The Griswold decision, authored by liberal lion Justice William O. Douglas, provided constitutional jurisprudence with the phrase “penumbras” — the emanations from shadows — that gave birth to a right of privacy silently but implicitly embedded in various provisions of the U.S. Constitution, particularly the 9th Amendment, which states that rights may exist even if not expressly enumerated in it.

The term was applied to a Connecticut criminal law making it illegal to dispense contraceptives, a prohibition the court deemed violative of newly-found privacy rights of couples, a married one in this case.

Those “penumbras” of privacy formed the bedrock of the Roe ruling eight years later.

Griswold is one of three major cases — along with LGBTQ sexual rights and same-sex marriage — that Justice Clarence Thomas, in a concurring opinion in the Dobbs case, urged the justices to “reconsider,” a euphemism for overturning.

Conservatives have long been gunning for Griswold.

Thomas’ imploration drew no pushback from his conservative colleagues or other anti-abortion quarters, suggesting that they may move in that direction in extending their precedent-shattering wrecking ball.

The far right faction that Thomas represents has another crack at it on Match 26th, when it hears the case questioning whether the abortion pharmaceutical mifepristone can stay on the market, which an avowed anti-abortion federal judge in Texas has proscribed.

The court’s decision in a few months may foreshadow what’s to come for access to contraceptives.

Minnesota matters

Meanwhile, Minnesota has gone in a different direction regarding reproductive rights.
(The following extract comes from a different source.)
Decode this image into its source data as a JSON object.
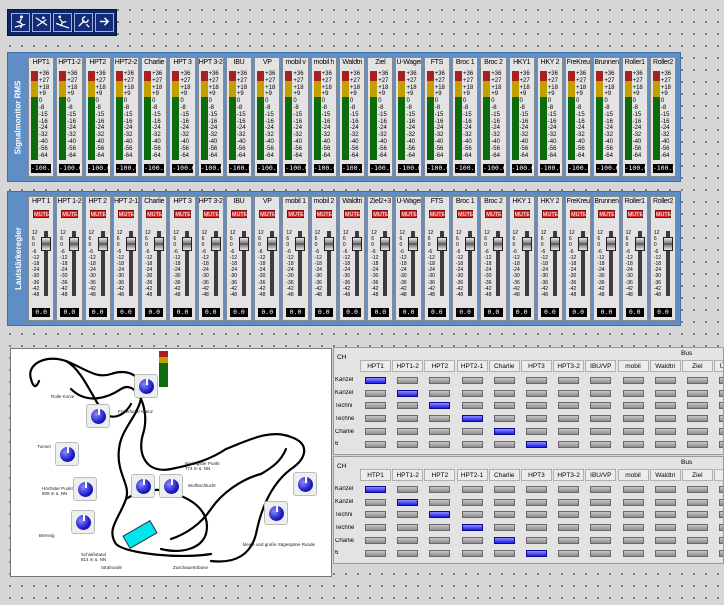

The Minnesota Court of Appeals recently ruled that a pharmacy in McGregor in Aitkin County violated the sex discrimination provision of the state Human Rights Act when it refused to dispense a woman’s prescription for emergency contraception known as Ella, in a case entitled Anderson v Aitkin Pharmacy.

The decision, reversing a jury verdict there, came down on the same day that large pharmacies such as CVS and Walgreen’s announced the first availability of over-the-counter birth control pills, as authorized last summer by the Food and Drug Administration, which is a litigant in the pending mifepristone case.

The Minnesota appellate court ruling is the latest in a long line of Minnesota jurisprudence and statutes placing it in the forefront of accommodating reproductive rights.

In 1995, the state Supreme Court recognized a “fundamental” right to abortion under the state constitution, pointing to its counterpart provisions in the U.S. Constitution and cited by Blackmun in the Roe case.

The Legislature and Gov. Tim Walz doubled-dawn last year, with narrow DFL majorities in both chambers removing nearly all restrictions on abortions, following a similar rejection of abortion regulations handed down by a Ramsey County district court.

But Minnesota’s restriction-free status could be jeopardized if abortion foes gain sufficient strength in Congress and control of the White House and enact some type of national abortion plan.

And if the court strikes down Griswold, don’t be surprised if conservatives start moving on a parallel track to start banning contraceptives.

So, the slogan that’s been so effectively used by reproductive rights advocates here and elsewhere that “abortion rights are on the ballot” might have to be supplemented to include: “The right to contraception is on the ballot.”